Taken in sum, many of the rumours concerning future iPhones suggest that this year’s phone won’t be much of a departure from the existing iPhone 6S models. Most of the big changes being floated — like an all-glass body (which may or may not be a good thing), the second generation of 3D Touch and the iPhone’s first OLED display — are slated for a 2017 timeline, according to supply chain and analyst rumours. This hearsay seems to indicate the 2016 iPhone update will have the same all-metal design that originally debuted two years ago.

Weirdly, one of the next iPhone’s rumoured features is that it will be missing one: the 3.5mm audio jack. Meanwhile other rumblings say the iPhone 7 (official name still TBD) will also have a Smart Connector, a slightly thinner footprint and redesigned antennas. Apple may also release a “Pro” model that will effectively be marketing to compensate for the fact that the iPhone 7 will be weak. Likely, this new iPhone Pro will be the focus of Apple’s hardware event in the spring.

It shouldn’t be much of a surprise that Apple is shaking up the iPhone game. For one, it already torpedoed its usual refresh formula by introducing the baby hands-friendly iPhone SE in March. Moreover, Apple is starting to sober up after nearly a decade of explosive iPhone sales growth. In the past, smartphones added new useful capabilities year-over-year, like better displays and cameras. Now, new concepts have started veering towards arguably gimmicky terrain of VR headsets and modular phones like the LG G5, Project Ara and the upcoming Moto X. Even when well-executed, these new ideas just don’t attract customers the way that features like, say, a vastly improved camera might.

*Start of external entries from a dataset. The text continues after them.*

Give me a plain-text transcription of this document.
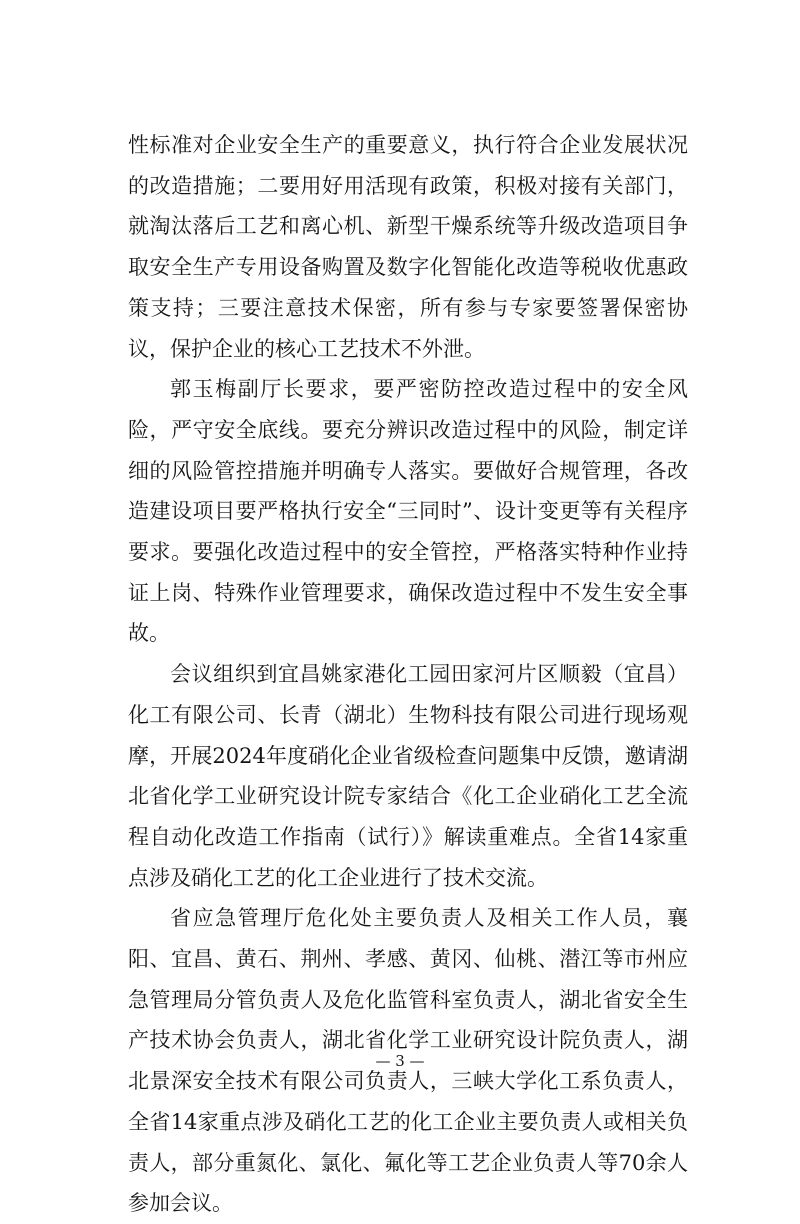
性标准对企业安全生产的重要意义，执行符合企业发展状况的改造措施；二要用好用活现有政策，积极对接有关部门，就淘汰落后工艺和离心机、新型干燥系统等升级改造项目争取安全生产专用设备购置及数字化智能化改造等税收优惠政策支持；三要注意技术保密，所有参与专家要签署保密协议，保护企业的核心工艺技术不外泄。

郭玉梅副厅长要求，要严密防控改造过程中的安全风险，严守安全底线。要充分辨识改造过程中的风险，制定详细的风险管控措施并明确专人落实。要做好合规管理，各改造建设项目要严格执行安全“三同时”、设计变更等有关程序要求。要强化改造过程中的安全管控，严格落实特种作业持证上岗、特殊作业管理要求，确保改造过程中不发生安全事故。

会议组织到宜昌姚家港化工园田家河片区顺毅（宜昌）化工有限公司、长青（湖北）生物科技有限公司进行现场观摩，开展2024年度硝化企业省级检查问题集中反馈，邀请湖北省化学工业研究设计院专家结合《化工企业硝化工艺全流程自动化改造工作指南（试行）》解读重难点。全省14家重点涉及硝化工艺的化工企业进行了技术交流。

省应急管理厅危化处主要负责人及相关工作人员，襄阳、宜昌、黄石、荆州、孝感、黄冈、仙桃、潜江等市州应急管理局分管负责人及危化监管科室负责人，湖北省安全生产技术协会负责人，湖北省化学工业研究设计院负责人，湖北景深安全技术有限公司负责人，三峡大学化工系负责人，全省14家重点涉及硝化工艺的化工企业主要负责人或相关负责人，部分重氮化、氯化、氟化等工艺企业负责人等70余人参加会议。

— 3 —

It also makes sense that Apple would want to save its major rethink on the iPhone for its ten-year anniversary in 2017.

The reasons Apple might slow down go far beyond hardware. Apple has always had new markets to explore. It didn’t even launch the first iPhone in China until late 2009. But now those international markets are saturated with smartphones, too. China doesn’t even think iPhones are that cool any more, which has put a damper on Apple’s potential profits.

Add the fact that carriers no longer work iPhone sales into contracts, and people are seeing less of a reason to buy a new $1000 iPhone every one or even two years. (Unless you’re on an iPhone upgrade plan, will also be significantly less awesome if Apple truly changes its refresh cycle.) The estimated upgrade period for smartphones is now 29 months, up from 24 months in 2013-2014. So if the average person isn’t going to buy a new phone every other year, why would a company want to sink resources into an outdated upgrade cycle?

Regardless, iPhones (and smartphones in general) will continue to be the most important gadget in our lives. Apple will undoubtedly continue to make amazing devices loved all over the world, it just won’t be fuelled by a rabid, global fascination. With mobile VR on the horizon, smartphones are nowhere near the pinnacle of what they can achieve. Phone makers are just taking smaller steps, year-after-year, instead of gigantic strides.